I shook my head. I was too numb to pretend. I took the cup he gave me and held it tightly, in both hands, looking down through the steaming water at the greyish streak of sediment in the bottom. A long, awkward silence filled the room, until eventually I put down the cup.

‘In China,’ I said, although I knew it wasn’t what he wanted to hear, ‘what happens if someone isn’t buried properly? What happens to their spirit?’

He had been about to sit down with his own cup, but my words stopped him. He checked himself, bent, half in, half out of the chair, digesting my question. When at last he spoke his voice had changed: ‘What an odd thing to ask. What made you think of that?’

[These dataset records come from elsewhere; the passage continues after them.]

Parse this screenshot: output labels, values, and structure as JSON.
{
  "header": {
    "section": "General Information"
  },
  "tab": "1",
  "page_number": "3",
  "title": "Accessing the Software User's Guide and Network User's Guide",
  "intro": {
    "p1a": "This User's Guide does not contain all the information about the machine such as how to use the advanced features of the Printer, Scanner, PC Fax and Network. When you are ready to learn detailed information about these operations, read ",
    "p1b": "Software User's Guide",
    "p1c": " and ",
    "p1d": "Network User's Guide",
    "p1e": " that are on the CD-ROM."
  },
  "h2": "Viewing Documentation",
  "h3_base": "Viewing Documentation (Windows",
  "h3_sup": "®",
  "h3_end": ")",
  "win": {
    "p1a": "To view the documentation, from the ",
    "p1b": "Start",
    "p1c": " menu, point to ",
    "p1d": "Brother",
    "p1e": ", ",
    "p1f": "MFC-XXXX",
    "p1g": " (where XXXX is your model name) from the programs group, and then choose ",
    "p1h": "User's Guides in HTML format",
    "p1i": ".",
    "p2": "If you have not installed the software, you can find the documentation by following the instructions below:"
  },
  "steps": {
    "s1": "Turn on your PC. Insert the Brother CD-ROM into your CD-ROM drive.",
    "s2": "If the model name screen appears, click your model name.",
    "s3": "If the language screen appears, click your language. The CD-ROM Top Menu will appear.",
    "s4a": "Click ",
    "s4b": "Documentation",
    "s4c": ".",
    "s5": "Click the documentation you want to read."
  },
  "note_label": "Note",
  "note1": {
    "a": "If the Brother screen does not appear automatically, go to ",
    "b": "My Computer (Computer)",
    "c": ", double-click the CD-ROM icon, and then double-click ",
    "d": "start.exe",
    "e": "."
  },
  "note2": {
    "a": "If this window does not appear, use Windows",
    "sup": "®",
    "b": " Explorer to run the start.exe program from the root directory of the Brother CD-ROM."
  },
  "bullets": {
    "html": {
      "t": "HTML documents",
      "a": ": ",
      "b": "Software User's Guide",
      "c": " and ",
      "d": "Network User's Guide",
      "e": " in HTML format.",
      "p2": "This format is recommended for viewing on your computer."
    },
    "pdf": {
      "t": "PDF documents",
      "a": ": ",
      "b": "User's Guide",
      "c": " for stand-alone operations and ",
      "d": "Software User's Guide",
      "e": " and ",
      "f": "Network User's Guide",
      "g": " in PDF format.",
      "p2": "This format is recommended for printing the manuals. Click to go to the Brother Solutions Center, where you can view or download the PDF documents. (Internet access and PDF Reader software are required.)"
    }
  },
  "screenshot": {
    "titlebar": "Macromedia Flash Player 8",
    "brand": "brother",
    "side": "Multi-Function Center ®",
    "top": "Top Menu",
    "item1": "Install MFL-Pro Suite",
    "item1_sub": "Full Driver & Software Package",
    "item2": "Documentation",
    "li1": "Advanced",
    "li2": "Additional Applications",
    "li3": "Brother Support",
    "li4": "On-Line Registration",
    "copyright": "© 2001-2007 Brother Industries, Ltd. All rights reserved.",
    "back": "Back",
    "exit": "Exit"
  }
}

‘What happens to their spirit?’

‘What happens to their spirit?’ He sat, taking some time to settle, straightening his tunic, moving his cup back and forward. At length he rubbed his mouth and looked up at me. There was a blush of red round his nostrils. ‘The unburied? In China? Let me see. The simple answer is that we believe a ghost is produced. A mischievous spirit is released to come back and cause trouble. And so we bury our dead carefully. We give them money to pass into the next world. It was …’ He cleared his throat, tapping his fingers distractedly. ‘It was what always worried me about Nanking. I was always afraid of the thousands of mischievous spirits left in Nanking.’